Abstract

Homilies on Judges, trans. Elizabeth Ann Dively Lauro
Contextualising the Philistines
Ann E. Killebrew & Gunnar Lehmann (eds), The Philistines and Other “Sea Peoples” in Text and Archaeology (Atlanta, GA: SBL, 2013. $88.95. pp. ix + 751. ISBN: 978-1-58983-129-2).
This book tries to escape from a simplistic understanding of Philistines and other ‘Sea Peoples’ (enigmatic ethno-political groups during the thirteenth- and twelfth- centuries BC), by placing them in the context of the networks of complex multi-directional interactions widely seen by archaeologists as characteristic of this period.
As giving even the briefest summary of each of the 24 chapters would render the present review unduly long, it may be helpful here to concentrate on what this book tells us about the Philistines, who may be of greater interest to readers than the other so-called ‘Sea Peoples’. However, even so, one should note the useful appendix by Adams and Chen on references to the ‘Sea Peoples’ in general in primary textual sources.

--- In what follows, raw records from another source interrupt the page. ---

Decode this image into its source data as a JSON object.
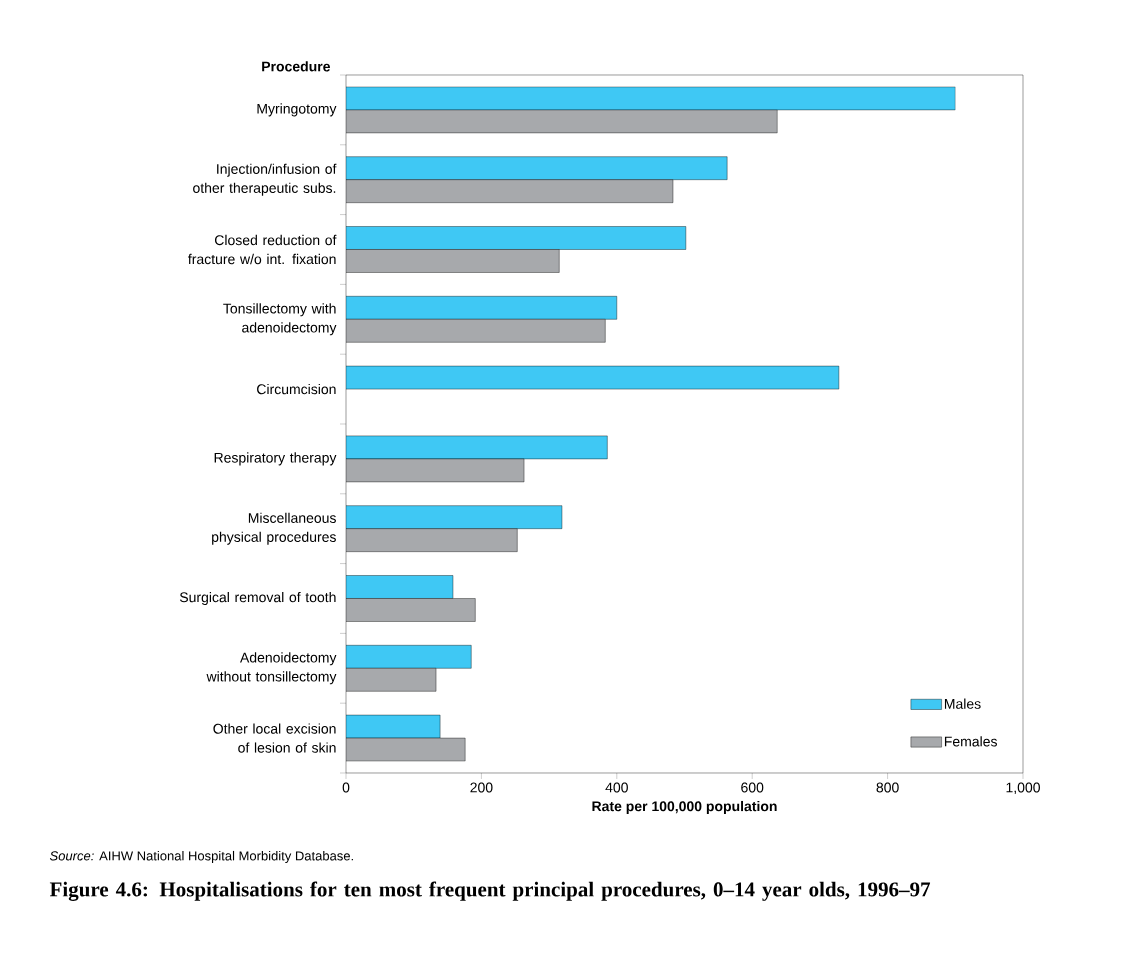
{
  "chart_data": {
    "type": "bar",
    "orientation": "horizontal",
    "title": "Figure 4.6: Hospitalisations for ten most frequent principal procedures, 0–14 year olds, 1996–97",
    "ylabel": "Procedure",
    "xlabel": "Rate per 100,000 population",
    "categories": [
      "Myringotomy",
      "Injection/infusion of other therapeutic subs.",
      "Closed reduction of fracture w/o int. fixation",
      "Tonsillectomy with adenoidectomy",
      "Circumcision",
      "Respiratory therapy",
      "Miscellaneous physical procedures",
      "Surgical removal of tooth",
      "Adenoidectomy without tonsillectomy",
      "Other local excision of lesion of skin"
    ],
    "series": [
      {
        "name": "Males",
        "color": "#3fc8f4",
        "values": [
          900,
          563,
          502,
          400,
          728,
          386,
          319,
          158,
          185,
          139
        ]
      },
      {
        "name": "Females",
        "color": "#a7a9ac",
        "values": [
          637,
          483,
          315,
          383,
          null,
          263,
          253,
          191,
          133,
          176
        ]
      }
    ],
    "xlim": [
      0,
      1000
    ],
    "xticks": [
      0,
      200,
      400,
      600,
      800,
      {
        "value": 1000,
        "label": "1,000"
      }
    ],
    "legend": "bottom right",
    "grid": false,
    "annotations": [
      "*Source:*  AIHW National Hospital Morbidity Database."
    ]
  }
}
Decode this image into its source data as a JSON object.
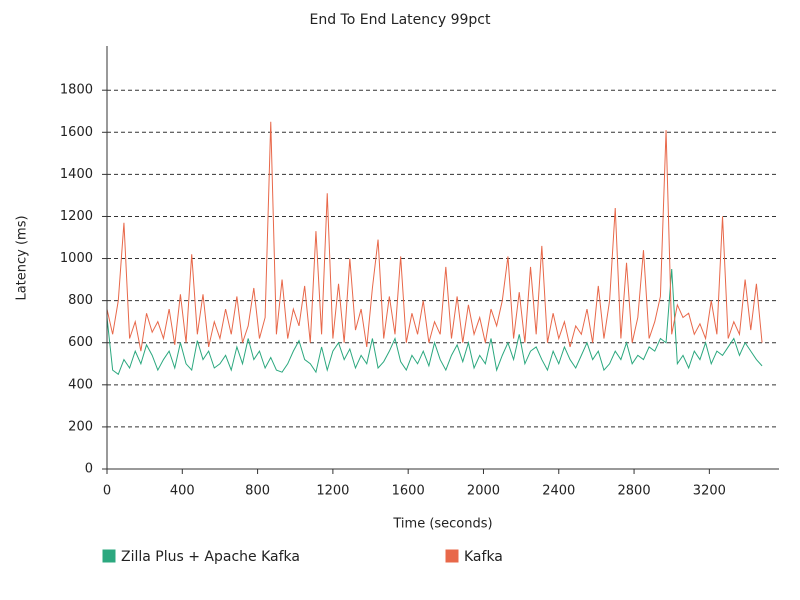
{
  "chart_data": {
    "type": "line",
    "title": "End To End Latency 99pct",
    "x_label": "Time (seconds)",
    "y_label": "Latency (ms)",
    "xlim": [
      0,
      3570
    ],
    "ylim": [
      0,
      2010
    ],
    "xticks": [
      0,
      400,
      800,
      1200,
      1600,
      2000,
      2400,
      2800,
      3200
    ],
    "yticks": [
      0,
      200,
      400,
      600,
      800,
      1000,
      1200,
      1400,
      1600,
      1800
    ],
    "grid": true,
    "legend_position": "bottom",
    "x": [
      0,
      30,
      60,
      90,
      120,
      150,
      180,
      210,
      240,
      270,
      300,
      330,
      360,
      390,
      420,
      450,
      480,
      510,
      540,
      570,
      600,
      630,
      660,
      690,
      720,
      750,
      780,
      810,
      840,
      870,
      900,
      930,
      960,
      990,
      1020,
      1050,
      1080,
      1110,
      1140,
      1170,
      1200,
      1230,
      1260,
      1290,
      1320,
      1350,
      1380,
      1410,
      1440,
      1470,
      1500,
      1530,
      1560,
      1590,
      1620,
      1650,
      1680,
      1710,
      1740,
      1770,
      1800,
      1830,
      1860,
      1890,
      1920,
      1950,
      1980,
      2010,
      2040,
      2070,
      2100,
      2130,
      2160,
      2190,
      2220,
      2250,
      2280,
      2310,
      2340,
      2370,
      2400,
      2430,
      2460,
      2490,
      2520,
      2550,
      2580,
      2610,
      2640,
      2670,
      2700,
      2730,
      2760,
      2790,
      2820,
      2850,
      2880,
      2910,
      2940,
      2970,
      3000,
      3030,
      3060,
      3090,
      3120,
      3150,
      3180,
      3210,
      3240,
      3270,
      3300,
      3330,
      3360,
      3390,
      3420,
      3450,
      3480
    ],
    "series": [
      {
        "name": "Zilla Plus + Apache Kafka",
        "color": "#2ca87f",
        "values": [
          720,
          470,
          450,
          520,
          480,
          560,
          500,
          590,
          540,
          470,
          520,
          560,
          480,
          600,
          500,
          470,
          610,
          520,
          560,
          480,
          500,
          540,
          470,
          580,
          500,
          620,
          520,
          560,
          480,
          530,
          470,
          460,
          500,
          560,
          610,
          520,
          500,
          460,
          580,
          470,
          560,
          600,
          520,
          570,
          480,
          540,
          500,
          620,
          480,
          510,
          560,
          620,
          510,
          470,
          540,
          500,
          560,
          490,
          600,
          520,
          470,
          540,
          590,
          510,
          600,
          480,
          540,
          500,
          620,
          470,
          540,
          600,
          520,
          640,
          500,
          560,
          580,
          520,
          470,
          560,
          500,
          580,
          520,
          480,
          540,
          600,
          520,
          560,
          470,
          500,
          560,
          520,
          600,
          500,
          540,
          520,
          580,
          560,
          620,
          600,
          950,
          500,
          540,
          480,
          560,
          520,
          600,
          500,
          560,
          540,
          580,
          620,
          540,
          600,
          560,
          520,
          490
        ]
      },
      {
        "name": "Kafka",
        "color": "#e8684a",
        "values": [
          760,
          640,
          800,
          1170,
          620,
          700,
          560,
          740,
          650,
          700,
          620,
          760,
          590,
          830,
          600,
          1020,
          640,
          830,
          580,
          700,
          620,
          760,
          640,
          820,
          600,
          680,
          860,
          620,
          720,
          1650,
          640,
          900,
          620,
          760,
          680,
          870,
          600,
          1130,
          640,
          1310,
          620,
          880,
          600,
          1000,
          660,
          760,
          580,
          860,
          1090,
          620,
          820,
          640,
          1010,
          600,
          740,
          640,
          800,
          600,
          700,
          640,
          960,
          620,
          820,
          600,
          780,
          640,
          720,
          600,
          760,
          680,
          800,
          1010,
          620,
          840,
          600,
          960,
          640,
          1060,
          600,
          740,
          620,
          700,
          580,
          680,
          640,
          760,
          600,
          870,
          620,
          800,
          1240,
          620,
          980,
          600,
          720,
          1040,
          620,
          700,
          820,
          1610,
          640,
          780,
          720,
          740,
          640,
          690,
          620,
          800,
          640,
          1200,
          620,
          700,
          640,
          900,
          660,
          880,
          600
        ]
      }
    ]
  }
}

The chapter most directly addressing Biblical Studies is Singer’s fascinating restatement of the case for the historicity of the description and dating of the Philistines in the Bible. In a separate chapter, Barako reaches a similar conclusion regarding the date of the Philistines’ first appearance in the period known as Iron Age I, when, as Killebrew and Lehmann put it (p. 17) ‘groups associated with the Sea Peoples were among the “winners” to emerge from the ruins of the Late Bronze Age’.
Much of the remainder of the book is given over to material culture that could be associated with the Philistines, especially focussing on the class of pottery known as ‘Mycenaean IIIC’ or ‘LHIIIC’. Dothan and Ben-Shlomo argue that this originated in the twelfth century BC; several contributions emphasise its wider Aegean linkages. In methodological terms, three chapters stand out: Sherratt’s comments on the relationship between archaeology and texts, Killebrew’s exploration of the technological aspects of Mycenaean IIIC, and Laemmel’s use of long-term processes of socio-economic and cultural change to explain the continuity visible at Tell el-Far’ah, concluding that the site was part of a cultural world that included material related to the Philistines rather than a ‘Philistine site’.
In sum, the papers in this volume provide both an important study of the Philistines and their relationship with the other ‘Sea Peoples’, and a worthy tribute to Moshe Dothan.